Is there a more buoyant personality in jazz than Joe Lovano? The 59-year-old multi-reed player and composer brought his Us Five band into Scullers Thursday night (September 13), "glad to be home" – home being the US, after a tour that brought the band to Taipei and Bogata. "Phew!" Lovano exclaimed. And then he was off -- rounded, rich strings of tenor sax notes a cappella before bringing in this superb and unusual quintet: pianist James Weidman, the star bassist Esperanza Spalding, and two drummers, Otis Brown III and Francisco Mela.
The tune was out of Charlie Parker, but transformed, flitting phrases of Bird that flew out and turned into something else over the cross-rhythms of all those drums. You might expect a two-drummer band to be loud, and I guess it was. But it was never overbearing. True, I've heard the band with better balance –Weidman, on the other side of the stage, wasn't as up in the mix as I would have liked, and I've heard Lovano's horns better too. But the churn and flow of this band is just about irresistible. Brown and Mela are like two poles of a rhythmic axis, tilting the band this way and that, finishing each other phrases, alternating spare and busy patterns, or just laying out when Weidman on those occasions when needed nothing more than one set of brushes.
Lovano says the band's third album, due in January, will be called "Cross Culture," and you could hear the West Indies and Latin America dancing through the band's rhythms and Weidman's rich chords and melodies. Or they could get more abstract – like the wonderful title tune from the band's first album, Folk Art. It's a kind of slipped-cog mechanism of continuous rhythm and a repeating odd-shaped phrase that could lope on forever. Us Five took it further out than they did the last time I saw them – in fact, I think it's still playing somewhere.

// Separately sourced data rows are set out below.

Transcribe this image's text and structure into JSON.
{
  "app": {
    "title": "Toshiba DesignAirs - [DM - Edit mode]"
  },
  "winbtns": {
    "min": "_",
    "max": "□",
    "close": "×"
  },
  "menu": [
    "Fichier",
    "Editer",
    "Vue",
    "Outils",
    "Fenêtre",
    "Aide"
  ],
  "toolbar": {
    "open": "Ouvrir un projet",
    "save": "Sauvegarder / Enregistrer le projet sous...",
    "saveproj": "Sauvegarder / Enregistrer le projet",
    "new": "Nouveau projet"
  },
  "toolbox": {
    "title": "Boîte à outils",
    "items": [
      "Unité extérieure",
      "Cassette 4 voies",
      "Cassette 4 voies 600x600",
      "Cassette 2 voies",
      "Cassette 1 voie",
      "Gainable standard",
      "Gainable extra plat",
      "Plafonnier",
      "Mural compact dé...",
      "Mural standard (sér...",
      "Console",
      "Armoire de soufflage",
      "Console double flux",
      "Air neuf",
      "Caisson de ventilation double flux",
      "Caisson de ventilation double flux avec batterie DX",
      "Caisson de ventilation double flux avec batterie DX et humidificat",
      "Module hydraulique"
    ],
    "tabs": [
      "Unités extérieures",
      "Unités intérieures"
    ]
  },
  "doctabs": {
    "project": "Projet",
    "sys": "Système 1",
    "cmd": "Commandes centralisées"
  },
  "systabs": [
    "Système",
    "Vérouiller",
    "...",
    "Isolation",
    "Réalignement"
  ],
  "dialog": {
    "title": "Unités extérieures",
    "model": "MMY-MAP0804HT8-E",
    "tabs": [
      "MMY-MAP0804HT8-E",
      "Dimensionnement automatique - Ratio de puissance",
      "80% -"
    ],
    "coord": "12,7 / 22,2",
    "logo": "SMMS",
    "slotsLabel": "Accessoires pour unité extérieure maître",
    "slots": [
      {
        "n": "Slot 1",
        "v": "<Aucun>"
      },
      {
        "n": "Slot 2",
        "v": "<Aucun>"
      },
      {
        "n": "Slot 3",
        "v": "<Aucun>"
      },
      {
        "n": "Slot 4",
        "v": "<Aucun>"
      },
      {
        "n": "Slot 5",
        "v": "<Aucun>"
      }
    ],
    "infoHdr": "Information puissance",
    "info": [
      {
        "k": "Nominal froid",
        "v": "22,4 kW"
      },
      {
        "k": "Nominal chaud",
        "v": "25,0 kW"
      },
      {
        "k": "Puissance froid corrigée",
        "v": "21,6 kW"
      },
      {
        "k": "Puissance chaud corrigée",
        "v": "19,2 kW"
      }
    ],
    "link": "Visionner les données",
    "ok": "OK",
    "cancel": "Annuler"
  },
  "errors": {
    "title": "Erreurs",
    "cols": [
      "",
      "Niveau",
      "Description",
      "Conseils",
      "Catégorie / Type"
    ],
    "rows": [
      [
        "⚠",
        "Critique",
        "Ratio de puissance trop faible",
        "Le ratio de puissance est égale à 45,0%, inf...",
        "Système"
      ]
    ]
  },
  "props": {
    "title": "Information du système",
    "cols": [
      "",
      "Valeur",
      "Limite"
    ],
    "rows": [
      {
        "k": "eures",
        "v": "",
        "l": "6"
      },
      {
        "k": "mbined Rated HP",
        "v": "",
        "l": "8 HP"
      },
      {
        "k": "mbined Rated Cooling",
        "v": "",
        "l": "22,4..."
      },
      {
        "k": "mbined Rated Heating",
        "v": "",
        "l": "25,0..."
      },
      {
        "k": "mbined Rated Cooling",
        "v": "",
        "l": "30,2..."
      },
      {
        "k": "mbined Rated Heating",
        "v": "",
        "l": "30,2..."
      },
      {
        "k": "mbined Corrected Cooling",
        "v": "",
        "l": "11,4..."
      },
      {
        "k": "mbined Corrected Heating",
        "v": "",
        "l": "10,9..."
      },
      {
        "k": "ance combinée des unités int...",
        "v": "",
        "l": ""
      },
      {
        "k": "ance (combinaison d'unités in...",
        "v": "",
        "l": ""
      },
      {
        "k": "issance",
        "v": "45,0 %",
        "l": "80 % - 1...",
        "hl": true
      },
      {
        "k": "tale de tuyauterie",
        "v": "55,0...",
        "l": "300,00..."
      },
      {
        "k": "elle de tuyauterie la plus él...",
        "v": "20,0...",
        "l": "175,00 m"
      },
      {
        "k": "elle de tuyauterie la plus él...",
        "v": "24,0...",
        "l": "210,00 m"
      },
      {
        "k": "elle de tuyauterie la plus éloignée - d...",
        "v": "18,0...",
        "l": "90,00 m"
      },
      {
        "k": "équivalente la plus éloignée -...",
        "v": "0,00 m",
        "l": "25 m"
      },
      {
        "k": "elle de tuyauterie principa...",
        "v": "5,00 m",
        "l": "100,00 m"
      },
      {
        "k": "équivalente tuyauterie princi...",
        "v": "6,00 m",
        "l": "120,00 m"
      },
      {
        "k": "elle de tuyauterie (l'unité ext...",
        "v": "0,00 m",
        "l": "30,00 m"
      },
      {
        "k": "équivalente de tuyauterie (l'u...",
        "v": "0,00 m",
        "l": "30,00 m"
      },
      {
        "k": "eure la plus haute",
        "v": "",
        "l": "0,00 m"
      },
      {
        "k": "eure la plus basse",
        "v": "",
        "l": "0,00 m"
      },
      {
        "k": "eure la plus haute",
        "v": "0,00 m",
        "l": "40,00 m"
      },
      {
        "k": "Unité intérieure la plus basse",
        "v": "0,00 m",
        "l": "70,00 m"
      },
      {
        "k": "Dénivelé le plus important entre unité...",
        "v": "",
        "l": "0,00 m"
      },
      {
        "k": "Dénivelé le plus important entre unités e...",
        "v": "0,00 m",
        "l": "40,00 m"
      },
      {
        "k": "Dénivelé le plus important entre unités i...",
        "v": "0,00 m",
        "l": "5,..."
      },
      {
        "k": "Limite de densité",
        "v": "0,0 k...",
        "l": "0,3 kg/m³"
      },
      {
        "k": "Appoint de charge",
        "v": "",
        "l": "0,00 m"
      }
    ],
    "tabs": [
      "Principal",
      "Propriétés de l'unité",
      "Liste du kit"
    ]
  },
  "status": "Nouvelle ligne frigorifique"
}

There was another Parker tune later in the set (again, from the band's Bird Songs album), "Yardbird Suite," again transformed, slowed down and Latinized, as was Lovano's Neapolitan dance number, "Viva Caruso." Lovano played all his horns, and on that last one, even his strange double-soprano sax, the aulochrome. Not my favorite of his horns, but in this case, it sounded just right – a multi-phonic sound of joy as Lovano traded phrases with his two drummers, whipping around to face them in surprise and delight before turning back to the audience for another blast.